ROMA – Poco più di vent’anni fa, mentre Michael Jordan veniva eletto santo, con tanto di aureola sospesa a tre metri da terra, insieme a quei discepoli che vestivano la canotta rossa dei Chicago Bulls, in sala arrivava il film spartiacque di uno dei più formidabili autori di fine millennio. Parliamo di He Got Game e di Spike Lee, uno che, avendo sia il cinema che il basket nel sangue – innamorato pazzo del blu e dell’arancione dei New York Knicks – decise di fondere le due arti, dirigendo (o meglio skretchando, passateci il termine), scrivendo e producendo quello che secondo noi di Hot Corn è il miglior film su cosa significhi la pallacanestro. E lo fa nel modo più semplice, prima di addentrarsi nella storia che è anche una frecciata al business, senza scrupoli, che gira attorno ai rookie, atleti che si ritrovano a dover scegliere la miglior University prima di essere lanciati tra le stelle.

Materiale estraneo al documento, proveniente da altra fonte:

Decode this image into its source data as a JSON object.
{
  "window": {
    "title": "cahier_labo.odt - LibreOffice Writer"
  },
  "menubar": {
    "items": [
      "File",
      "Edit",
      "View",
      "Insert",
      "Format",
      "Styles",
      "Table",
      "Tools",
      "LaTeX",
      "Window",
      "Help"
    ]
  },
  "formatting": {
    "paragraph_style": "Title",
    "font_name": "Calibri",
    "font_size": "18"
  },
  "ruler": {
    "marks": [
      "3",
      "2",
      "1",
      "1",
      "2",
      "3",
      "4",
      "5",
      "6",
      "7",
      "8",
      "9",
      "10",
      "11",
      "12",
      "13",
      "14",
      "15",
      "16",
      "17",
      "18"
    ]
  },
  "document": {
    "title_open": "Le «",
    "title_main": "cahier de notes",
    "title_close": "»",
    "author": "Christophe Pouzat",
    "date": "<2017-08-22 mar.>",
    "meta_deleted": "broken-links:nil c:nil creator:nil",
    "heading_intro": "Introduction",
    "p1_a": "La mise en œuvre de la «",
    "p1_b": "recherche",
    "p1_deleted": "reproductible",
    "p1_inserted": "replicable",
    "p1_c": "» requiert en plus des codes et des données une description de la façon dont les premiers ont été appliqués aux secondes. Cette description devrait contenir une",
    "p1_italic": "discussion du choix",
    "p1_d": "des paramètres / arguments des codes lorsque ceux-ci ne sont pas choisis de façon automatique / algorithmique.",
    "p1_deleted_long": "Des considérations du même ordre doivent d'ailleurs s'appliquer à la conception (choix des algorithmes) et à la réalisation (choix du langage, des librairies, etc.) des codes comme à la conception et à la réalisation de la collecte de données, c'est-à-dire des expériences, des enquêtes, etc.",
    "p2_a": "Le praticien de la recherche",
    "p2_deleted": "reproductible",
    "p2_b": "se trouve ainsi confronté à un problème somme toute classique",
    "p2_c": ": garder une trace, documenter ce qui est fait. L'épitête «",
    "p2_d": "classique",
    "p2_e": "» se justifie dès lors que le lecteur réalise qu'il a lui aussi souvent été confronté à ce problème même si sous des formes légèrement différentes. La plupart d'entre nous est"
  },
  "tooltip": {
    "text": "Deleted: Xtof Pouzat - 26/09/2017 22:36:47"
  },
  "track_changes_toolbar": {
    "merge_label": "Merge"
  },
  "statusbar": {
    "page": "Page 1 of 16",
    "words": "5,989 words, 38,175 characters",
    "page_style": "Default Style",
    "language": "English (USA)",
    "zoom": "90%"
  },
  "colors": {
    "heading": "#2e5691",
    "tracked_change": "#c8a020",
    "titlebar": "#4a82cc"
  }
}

Lee, che fino a quel momento aveva partorito, nel giro di pochi anni, Fa’ la cosa giusta, Malcolm X, Crooklyn e Clockers, ci trasporta, con un montaggio vibrante e i colori saturi, in una Coney Island analogica, sgualcita e malinconica (ieri come oggi), dove Jesus Shuttlesworth – interpretato dal campione Ray Allen -, il talento più cristallino della East Coast, deve decidere in quale college andare. Ma Jesus, che vive con la sorellina, non vuole essere influenzato da nessuno. Perché è testardo come il padre, Jack – un enorme Denzel Washington –, rilasciato dal carcere dove sta scontando una lunga pena, reo di aver ucciso la moglie, madre dei suoi figli. Jack ha tempo una settimana per convincere Jesus, con cui non ha più rapporti, di accettare la proposta della Big State University, tifata dal Governatore dello Stato di New York, con la promessa di un’uscita anticipata dalla sbarre.
Una di quelle storie che restano, incisa da uno Spike Lee in stato di grazia, profondo conoscitore della materia, coadiuvato da un’impalcatura musicale d’eccellenza, con i fiati del compositore Aaron Copland e le rime incessanti dei Public Enemy. E Lee, in apertura di He Got Game – che oggi trovate in streaming qui – illustra tutta la bellezza di questo sport. Non è importante chi tu sia, nero o bianco, donna o uomo, se tu stia giocando in un campetto di Harlem, con il cemento spaccato e le Nike sdrucite ai piedi, oppure in mezzo al Madison Square Garden, abbracciato dai flash. La palla a spicchi è, sempre e comunque, rotonda, universale, democratica. Potente e libera.